Pur Autre Vie

I'm not wrong, I'm just an asshole

Tuesday, May 05, 2015

Self-Driving Data

You may have seen a feature on the New York Times website, part of its "Upshot" section.  Based on recent research, the feature allows you to select a county and then see the effect of that county on the children who grow up there.  My own county, Kings County in New York, is apparently fairly bad for poor children and fairly good for rich children.  (This isn't universally true, as you might expect.  There are counties that are far better for poor children than for rich children.  A good example is Montgomery County, Maryland, which is part of the D.C. metro area.)

But you've got to be very careful when you are dealing with "data-driven" analysis.  And in this case, the data are highly misleading.  The key is something that was divulged in an accompanying article, which assesses why the data seem to indicate that Manhattan is a bad place to grow up at all income levels (but especially for affluent children):

A third factor is marriage, which clearly plays a role in the Manhattan effect. Children who grow up there are less likely to marry, at least by age 30 and probably over all, than similar children elsewhere. About one-third of the income penalty stems from the fact that Manhattan children are more likely to be living without another adult in their late 20s, and of course a second adult often bring a second income. (Our analysis measures household income.)

Aha!  The study looks at household income, and so the timing of marriage affects the conclusion.  Imagine two counties.  In one, children grow up to have average per capita income of $25,000.  In the other, they grow up to have average per capita income of $45,000.  But in the first county, virtually all children are married by the age of 25.  In the second county, virtually no one marries by the age of 25.  The first county, the one in which children end up with vastly lower per capita income, will appear to bestow somewhat better economic outcomes on children who grow up there (at least, by age 25).  They will have household income of ~$50,000, whereas in the other county the comparable number will be ~$45,000.

This may go a long way to explaining something odd about the data:  some of the best counties seem to be extremely rural.  There is a big swath of blue (which is the "good" color) through the plains states, out in counties with miniscule populations.  But the big cities out there—Omaha, Minneapolis, and so forth—are not particularly "good."  There's something about being extremely rural that seems to help.  And the answer may very well be that people get married much younger in those rural counties.

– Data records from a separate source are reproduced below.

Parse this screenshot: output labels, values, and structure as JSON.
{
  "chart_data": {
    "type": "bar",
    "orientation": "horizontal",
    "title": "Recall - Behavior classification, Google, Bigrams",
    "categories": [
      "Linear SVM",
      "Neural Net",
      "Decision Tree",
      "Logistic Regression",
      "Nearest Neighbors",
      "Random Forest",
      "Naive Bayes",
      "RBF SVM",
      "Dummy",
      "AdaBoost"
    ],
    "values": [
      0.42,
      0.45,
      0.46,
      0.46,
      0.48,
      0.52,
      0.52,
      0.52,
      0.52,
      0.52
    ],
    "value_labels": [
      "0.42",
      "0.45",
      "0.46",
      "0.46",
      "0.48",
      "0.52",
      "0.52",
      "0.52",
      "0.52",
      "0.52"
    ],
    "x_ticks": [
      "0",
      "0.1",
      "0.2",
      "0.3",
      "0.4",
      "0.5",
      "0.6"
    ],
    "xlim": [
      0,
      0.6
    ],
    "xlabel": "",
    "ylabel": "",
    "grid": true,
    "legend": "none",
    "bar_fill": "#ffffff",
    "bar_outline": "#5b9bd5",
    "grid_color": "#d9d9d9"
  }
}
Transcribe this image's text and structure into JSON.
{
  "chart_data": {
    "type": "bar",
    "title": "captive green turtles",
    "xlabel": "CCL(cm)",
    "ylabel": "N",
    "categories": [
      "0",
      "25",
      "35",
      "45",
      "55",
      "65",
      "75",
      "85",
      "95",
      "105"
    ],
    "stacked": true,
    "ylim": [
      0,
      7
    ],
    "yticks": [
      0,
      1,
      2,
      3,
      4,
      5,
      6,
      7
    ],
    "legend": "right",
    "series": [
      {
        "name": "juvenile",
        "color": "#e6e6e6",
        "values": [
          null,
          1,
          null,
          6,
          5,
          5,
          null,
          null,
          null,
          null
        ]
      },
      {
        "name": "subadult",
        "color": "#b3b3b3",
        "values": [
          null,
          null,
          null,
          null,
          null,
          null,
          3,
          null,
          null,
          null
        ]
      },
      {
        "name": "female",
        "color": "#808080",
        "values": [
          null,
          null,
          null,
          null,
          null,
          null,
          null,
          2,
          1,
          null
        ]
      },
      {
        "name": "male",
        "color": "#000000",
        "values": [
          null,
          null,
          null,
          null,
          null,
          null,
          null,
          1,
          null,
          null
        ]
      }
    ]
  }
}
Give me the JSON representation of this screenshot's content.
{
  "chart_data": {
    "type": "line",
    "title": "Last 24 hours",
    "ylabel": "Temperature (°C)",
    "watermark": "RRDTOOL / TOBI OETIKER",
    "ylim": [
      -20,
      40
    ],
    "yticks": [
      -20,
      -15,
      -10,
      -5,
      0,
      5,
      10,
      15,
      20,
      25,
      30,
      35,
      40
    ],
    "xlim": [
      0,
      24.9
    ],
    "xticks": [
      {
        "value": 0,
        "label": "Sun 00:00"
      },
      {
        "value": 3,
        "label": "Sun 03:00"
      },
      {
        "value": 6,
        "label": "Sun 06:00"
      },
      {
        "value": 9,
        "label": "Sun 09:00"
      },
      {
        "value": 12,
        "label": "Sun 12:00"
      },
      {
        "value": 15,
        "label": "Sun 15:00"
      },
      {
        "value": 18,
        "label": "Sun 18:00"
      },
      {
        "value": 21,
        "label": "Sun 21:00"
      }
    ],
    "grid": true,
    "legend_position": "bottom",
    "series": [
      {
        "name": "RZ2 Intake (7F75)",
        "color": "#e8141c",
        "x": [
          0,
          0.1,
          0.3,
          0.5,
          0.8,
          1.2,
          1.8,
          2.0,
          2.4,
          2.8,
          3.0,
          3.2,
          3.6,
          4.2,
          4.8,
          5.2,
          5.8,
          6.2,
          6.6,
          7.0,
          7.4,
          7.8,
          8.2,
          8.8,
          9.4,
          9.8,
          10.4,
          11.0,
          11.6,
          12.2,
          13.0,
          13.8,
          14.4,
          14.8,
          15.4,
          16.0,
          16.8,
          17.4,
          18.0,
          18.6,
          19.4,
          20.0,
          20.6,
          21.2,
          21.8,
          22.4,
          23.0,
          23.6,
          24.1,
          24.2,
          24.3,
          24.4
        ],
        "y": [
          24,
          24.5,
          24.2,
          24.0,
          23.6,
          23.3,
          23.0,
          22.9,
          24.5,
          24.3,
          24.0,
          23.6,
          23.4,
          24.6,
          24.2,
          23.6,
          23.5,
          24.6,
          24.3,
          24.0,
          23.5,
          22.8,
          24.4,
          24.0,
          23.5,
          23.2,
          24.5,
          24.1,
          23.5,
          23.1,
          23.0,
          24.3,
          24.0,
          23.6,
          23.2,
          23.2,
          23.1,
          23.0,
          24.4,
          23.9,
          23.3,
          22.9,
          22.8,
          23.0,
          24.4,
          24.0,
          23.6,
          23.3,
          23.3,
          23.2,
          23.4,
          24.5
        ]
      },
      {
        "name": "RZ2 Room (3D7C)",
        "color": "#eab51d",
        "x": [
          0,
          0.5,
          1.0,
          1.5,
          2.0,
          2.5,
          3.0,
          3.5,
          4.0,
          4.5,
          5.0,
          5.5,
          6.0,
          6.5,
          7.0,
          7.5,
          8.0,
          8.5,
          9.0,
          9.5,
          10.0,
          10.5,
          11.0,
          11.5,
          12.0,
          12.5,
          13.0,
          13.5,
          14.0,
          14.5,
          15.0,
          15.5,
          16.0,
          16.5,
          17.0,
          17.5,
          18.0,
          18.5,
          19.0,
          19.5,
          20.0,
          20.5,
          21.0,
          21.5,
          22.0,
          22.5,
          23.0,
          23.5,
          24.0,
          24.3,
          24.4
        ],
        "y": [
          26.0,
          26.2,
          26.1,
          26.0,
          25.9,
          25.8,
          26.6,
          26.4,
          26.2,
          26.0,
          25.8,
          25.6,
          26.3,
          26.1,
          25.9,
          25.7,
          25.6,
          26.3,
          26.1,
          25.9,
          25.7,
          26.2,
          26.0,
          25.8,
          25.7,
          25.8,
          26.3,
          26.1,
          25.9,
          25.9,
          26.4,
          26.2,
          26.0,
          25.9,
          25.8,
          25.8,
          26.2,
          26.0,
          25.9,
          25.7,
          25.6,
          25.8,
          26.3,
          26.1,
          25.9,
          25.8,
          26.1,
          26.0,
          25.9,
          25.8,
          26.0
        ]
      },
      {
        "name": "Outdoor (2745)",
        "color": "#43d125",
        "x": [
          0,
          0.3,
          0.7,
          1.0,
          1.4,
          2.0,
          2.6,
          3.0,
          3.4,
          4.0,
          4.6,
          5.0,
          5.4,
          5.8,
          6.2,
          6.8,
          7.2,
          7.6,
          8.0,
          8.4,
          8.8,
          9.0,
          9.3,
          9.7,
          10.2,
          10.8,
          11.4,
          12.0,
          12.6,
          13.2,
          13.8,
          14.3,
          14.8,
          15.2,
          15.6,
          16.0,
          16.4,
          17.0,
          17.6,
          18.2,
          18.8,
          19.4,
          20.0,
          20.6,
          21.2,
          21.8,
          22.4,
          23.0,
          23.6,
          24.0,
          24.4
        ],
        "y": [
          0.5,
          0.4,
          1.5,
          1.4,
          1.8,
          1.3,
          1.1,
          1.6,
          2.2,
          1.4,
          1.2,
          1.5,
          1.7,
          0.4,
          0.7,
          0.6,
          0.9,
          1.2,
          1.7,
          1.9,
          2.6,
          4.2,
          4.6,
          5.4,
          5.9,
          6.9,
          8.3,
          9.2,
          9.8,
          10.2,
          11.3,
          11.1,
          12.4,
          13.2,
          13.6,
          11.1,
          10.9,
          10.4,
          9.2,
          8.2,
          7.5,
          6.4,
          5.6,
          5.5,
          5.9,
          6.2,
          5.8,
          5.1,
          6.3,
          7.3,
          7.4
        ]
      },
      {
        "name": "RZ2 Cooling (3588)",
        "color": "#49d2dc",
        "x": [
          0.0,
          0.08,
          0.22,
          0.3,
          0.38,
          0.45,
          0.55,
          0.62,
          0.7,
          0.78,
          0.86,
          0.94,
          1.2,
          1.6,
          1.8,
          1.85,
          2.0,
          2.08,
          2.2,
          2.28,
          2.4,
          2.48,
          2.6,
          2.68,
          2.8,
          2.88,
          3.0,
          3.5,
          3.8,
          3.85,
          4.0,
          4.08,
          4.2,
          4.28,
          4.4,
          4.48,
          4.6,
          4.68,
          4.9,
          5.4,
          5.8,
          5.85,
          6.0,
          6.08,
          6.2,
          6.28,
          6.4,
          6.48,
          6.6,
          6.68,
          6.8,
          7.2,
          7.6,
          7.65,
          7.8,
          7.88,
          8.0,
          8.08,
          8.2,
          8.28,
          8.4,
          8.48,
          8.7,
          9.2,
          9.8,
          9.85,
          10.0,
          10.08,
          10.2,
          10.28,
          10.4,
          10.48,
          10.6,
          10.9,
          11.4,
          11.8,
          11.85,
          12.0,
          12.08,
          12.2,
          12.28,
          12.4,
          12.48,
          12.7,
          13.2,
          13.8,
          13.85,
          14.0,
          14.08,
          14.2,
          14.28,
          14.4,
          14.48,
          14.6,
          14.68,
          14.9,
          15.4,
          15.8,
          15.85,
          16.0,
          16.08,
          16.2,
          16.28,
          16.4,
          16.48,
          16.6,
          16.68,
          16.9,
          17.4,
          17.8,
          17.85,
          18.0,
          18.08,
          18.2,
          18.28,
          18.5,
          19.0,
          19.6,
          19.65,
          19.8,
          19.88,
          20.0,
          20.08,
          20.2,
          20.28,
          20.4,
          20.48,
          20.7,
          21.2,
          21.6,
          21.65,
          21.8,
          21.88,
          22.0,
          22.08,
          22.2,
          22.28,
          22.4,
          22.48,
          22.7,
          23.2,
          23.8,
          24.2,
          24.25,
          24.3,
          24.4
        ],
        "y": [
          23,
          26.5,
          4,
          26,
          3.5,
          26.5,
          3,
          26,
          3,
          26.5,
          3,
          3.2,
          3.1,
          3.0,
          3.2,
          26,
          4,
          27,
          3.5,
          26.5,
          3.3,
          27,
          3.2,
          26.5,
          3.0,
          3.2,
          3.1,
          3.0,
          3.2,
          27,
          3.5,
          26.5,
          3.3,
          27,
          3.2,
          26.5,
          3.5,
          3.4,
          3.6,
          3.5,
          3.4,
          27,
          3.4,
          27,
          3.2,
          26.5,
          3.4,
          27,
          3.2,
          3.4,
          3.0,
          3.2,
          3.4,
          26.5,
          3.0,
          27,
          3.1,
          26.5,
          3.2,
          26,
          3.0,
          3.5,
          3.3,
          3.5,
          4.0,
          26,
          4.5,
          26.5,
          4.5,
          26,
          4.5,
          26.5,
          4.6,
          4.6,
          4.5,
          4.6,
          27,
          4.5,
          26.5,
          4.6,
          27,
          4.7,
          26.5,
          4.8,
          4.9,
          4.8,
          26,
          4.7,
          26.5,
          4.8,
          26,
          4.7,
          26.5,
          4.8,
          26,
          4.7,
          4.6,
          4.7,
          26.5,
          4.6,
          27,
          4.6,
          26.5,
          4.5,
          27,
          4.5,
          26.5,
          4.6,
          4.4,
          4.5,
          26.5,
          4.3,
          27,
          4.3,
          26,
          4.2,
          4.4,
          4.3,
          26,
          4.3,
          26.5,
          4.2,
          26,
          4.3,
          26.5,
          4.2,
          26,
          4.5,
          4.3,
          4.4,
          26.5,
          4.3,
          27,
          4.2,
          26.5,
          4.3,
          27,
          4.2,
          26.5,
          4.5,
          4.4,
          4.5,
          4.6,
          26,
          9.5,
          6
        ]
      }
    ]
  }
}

And this is one of the things that gets me about the fetishization of "data-driven" approaches to public policy.  How many people who play around with that map will fail to understand that the results are being driven to a significant degree by marriage rates?  And how many of them will reach false conclusions about the world based on that ignorance?  And (here is the crucial part) how many of them will congratulate themselves for being conversant with the data, for basing their views on "scientific evidence"?  Put something in the right format, and publish it on a reputable website, and just about everyone will believe it.  And not just believe it—attribute a high degree of confidence to it, because quantitative approaches are good and qualitative approaches are bad!  It's frustrating and obnoxious beyond measure.